2. Fox Brass Had Balls
The breakout debut wouldn’t have happened if the studio’s leadership, led by chairman and CEO Jim Gianopulos, hadn’t shown fortitude by going all in on “Deadpool.” That took a lot of courage and empowered production president Emma Watts to support the unique vision that Reynolds, Miller, Reese and Wernick had for the film.
It also meant shaking off the studio’s last effort with Marvel, the “Fantastic Four” flop, and pulling the trigger on a property long seen as risky because of its obscure and quirky lead character and the uncharted nature of marketing Marvel’s first R-rated movie. That vision was fully realized and the results speak for themselves.
3. Great Timing
The February release date, which fed a post-“Star Wars” event-movie hunger and now offers smooth sailing for weeks, was perfect. And the film’s comedic timing was spot-on, smartly sending up superhero movies — “My common sense is tingling,” our hero says, spoofing Spidey — just as the genre flirts with oversaturation and fatigue questions with some major franchises.
4. Marketing Savvy
An inspired and precisely targeted campaign from marketing chief Marc Weinstock’s team turned a weakness — mainstream audiences’ lack of familiarity with the character — into a strength by taking advantage of the opportunity to define the “Deadpool” protagonist and make clear that Wade Wilson was not your typical superhero. Fan outreach beginning last summer at Comic-Con and continuing with viral videos all fall, many of them red-band or NSFW, reinforced the unusual nature of the project as a superhero movie with a raunchy sensibility
5. Ryan’s Redemption
Ryan Reynolds has been itching for a breakout franchise role for years. The backstory of the actor’s keeping the project alive for more than a decade and then getting a break when a leaked scene last year lit up the Internet heightened the film’s appeal to devoted fan boys and struck a chord with casual movie fans as well.

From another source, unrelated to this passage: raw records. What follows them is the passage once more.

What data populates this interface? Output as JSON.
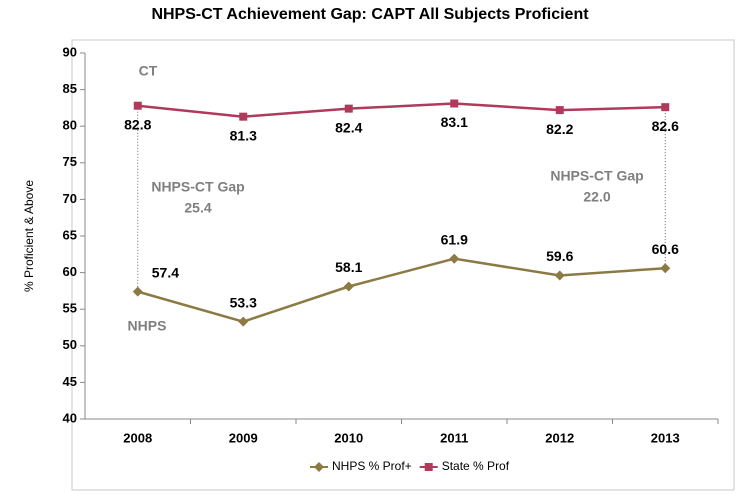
{
  "chart_data": {
    "type": "line",
    "title": "NHPS-CT Achievement Gap: CAPT All Subjects Proficient",
    "y_label": "% Proficient & Above",
    "categories": [
      "2008",
      "2009",
      "2010",
      "2011",
      "2012",
      "2013"
    ],
    "series": [
      {
        "name": "NHPS % Prof+",
        "color": "#8c7a45",
        "marker": "diamond",
        "values": [
          57.4,
          53.3,
          58.1,
          61.9,
          59.6,
          60.6
        ]
      },
      {
        "name": "State % Prof",
        "color": "#b03a5b",
        "marker": "square",
        "values": [
          82.8,
          81.3,
          82.4,
          83.1,
          82.2,
          82.6
        ]
      }
    ],
    "ylim": [
      40,
      90
    ],
    "yticks": [
      40,
      45,
      50,
      55,
      60,
      65,
      70,
      75,
      80,
      85,
      90
    ],
    "grid": false,
    "legend": "bottom",
    "annotations": [
      "CT",
      "NHPS",
      "NHPS-CT Gap",
      "25.4",
      "NHPS-CT Gap",
      "22.0"
    ]
  }
}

The Canadian-born actor may have flopped as Green Lantern, but as critics, commenters and social media have repeatedly pointed out, Reynolds was perfect for this role and brought a degree of passion no else could have.
6. Women and Children
Given the “hard R” — for relentless graphic violence and sexual innuendo — “Deadpool” was expected to skew young and male. Fox didn’t release the audience breakdown by gender and age on Sunday, but you don’t take in $135 million in three days without doing pretty darn well with women and some older folks in addition to hitting your main demographic target. “They went much deeper into teens and women than anyone expected,” said one rival studio exec. It’s possible the R-rating may actually have helped, since many young fans had to bring an adult to gain entry.
7. Big Screen Boost
Any hit from the R rating — which in theory limits the audience by excluding younger teens — appears to have been offset by the IMAX and Premium Large Format returns, which took full advantage of the film’s stellar action cinematography. “
Deadpool” averaged a staggering $37,943 at its 3,558 locations. PLF and IMAX screens gave it a huge boost. Cinemark XD led the way as 465 PLF screens delivered an estimated $17.6 million (13 percent) share of the three-day grosses. The 374 IMAX brought in $16.8 million, beating all February and R-rated title records.